L’homme, en effet, sera toujours ce qu’il y a de plus curieux au monde pour l’homme, et surtout dans une civilisation comme la nôtre, où la diversité croissante des « états, » et la différence des « conditions, » s’aggravant de celle de la manière de vivre, déforment ou transforment incessamment les âmes encore plus que les corps.

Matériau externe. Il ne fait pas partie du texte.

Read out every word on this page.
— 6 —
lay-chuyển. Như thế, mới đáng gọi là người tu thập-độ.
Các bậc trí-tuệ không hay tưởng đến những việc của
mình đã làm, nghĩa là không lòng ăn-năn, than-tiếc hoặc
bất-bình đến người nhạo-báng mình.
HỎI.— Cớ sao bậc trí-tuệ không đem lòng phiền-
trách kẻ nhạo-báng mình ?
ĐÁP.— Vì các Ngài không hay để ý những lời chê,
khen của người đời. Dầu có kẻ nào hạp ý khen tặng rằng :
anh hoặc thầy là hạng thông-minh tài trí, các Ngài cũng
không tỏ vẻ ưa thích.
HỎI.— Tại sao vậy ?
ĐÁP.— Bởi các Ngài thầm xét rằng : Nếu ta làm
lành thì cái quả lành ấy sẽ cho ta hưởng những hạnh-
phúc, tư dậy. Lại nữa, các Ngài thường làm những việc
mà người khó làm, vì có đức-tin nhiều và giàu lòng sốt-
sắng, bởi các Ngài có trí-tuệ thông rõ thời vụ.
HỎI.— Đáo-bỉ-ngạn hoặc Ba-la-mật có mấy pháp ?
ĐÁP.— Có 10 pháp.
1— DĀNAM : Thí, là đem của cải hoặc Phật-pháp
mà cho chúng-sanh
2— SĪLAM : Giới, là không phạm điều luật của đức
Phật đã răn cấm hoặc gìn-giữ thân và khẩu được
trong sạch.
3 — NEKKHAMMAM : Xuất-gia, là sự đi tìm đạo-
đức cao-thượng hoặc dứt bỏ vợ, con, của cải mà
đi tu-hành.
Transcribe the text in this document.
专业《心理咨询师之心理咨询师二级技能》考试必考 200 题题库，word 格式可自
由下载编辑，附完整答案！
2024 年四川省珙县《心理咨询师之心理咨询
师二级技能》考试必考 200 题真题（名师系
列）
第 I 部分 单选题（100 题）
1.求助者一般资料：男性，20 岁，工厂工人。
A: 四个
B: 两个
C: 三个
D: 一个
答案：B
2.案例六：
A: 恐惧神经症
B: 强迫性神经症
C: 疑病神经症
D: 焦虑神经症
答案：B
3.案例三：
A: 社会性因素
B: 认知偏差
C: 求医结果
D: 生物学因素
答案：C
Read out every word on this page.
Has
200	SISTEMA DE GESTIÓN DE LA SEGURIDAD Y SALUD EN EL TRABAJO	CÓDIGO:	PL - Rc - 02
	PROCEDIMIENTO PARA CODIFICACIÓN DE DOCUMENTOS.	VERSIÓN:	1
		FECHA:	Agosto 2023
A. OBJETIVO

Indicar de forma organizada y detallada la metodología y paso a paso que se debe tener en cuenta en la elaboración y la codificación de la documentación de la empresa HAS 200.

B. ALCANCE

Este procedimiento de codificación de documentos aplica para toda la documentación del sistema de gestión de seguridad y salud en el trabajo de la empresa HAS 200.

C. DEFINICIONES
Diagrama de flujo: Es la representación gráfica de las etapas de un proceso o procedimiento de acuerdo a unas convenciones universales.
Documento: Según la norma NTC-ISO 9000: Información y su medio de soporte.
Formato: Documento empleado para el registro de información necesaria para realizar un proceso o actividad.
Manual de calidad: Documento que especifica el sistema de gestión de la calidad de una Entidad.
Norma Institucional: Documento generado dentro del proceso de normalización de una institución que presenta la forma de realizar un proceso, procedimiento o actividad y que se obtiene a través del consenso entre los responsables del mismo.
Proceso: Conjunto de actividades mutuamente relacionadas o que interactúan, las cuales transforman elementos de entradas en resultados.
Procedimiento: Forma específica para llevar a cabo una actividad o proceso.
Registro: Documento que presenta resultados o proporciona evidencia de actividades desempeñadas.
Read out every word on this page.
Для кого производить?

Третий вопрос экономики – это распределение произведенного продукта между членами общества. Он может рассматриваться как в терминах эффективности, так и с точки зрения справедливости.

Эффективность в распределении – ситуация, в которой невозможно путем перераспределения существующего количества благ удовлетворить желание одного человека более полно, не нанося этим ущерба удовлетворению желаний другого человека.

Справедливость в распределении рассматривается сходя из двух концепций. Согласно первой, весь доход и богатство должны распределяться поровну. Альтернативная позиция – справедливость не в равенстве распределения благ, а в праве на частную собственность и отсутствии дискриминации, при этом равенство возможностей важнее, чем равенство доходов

Qui sont ces gens qui remplissent les cafés du boulevard ? Où logent-ils ? Dans quels meubles ? Que font-ils ? Quels sont leurs plaisirs et leurs peines ? Où vont ceux-ci, qu’on voit juchés sur l’impériale des omnibus ? À quelles affaires ? Et ceux-là, qui marchent d’un pas si pressé, quel souci les talonne ? Que signifient ces plis sur leur visage ? À quoi sourient-ils en passant ? D’où viennent-ils ? Où seront-ils demain ? Que pensent-ils de tant de choses qui nous intéressent ? Et nous, que connaissons-nous de tant d’autres choses qui remplissent peut-être leur vie ? Voilà cent cinquante ans que l’auteur de Gil Blas a commencé l’enquête, et celui de la Comédie humaine l’a continuée parmi nous. Elle ne s’achèvera jamais ; on la recommencera toujours ; et l’obligation de la poursuivre sera certainement l’une de celles du roman de demain, étant, comme en tout temps, l’une des raisons d’être, ou même une des parties de la définition du roman.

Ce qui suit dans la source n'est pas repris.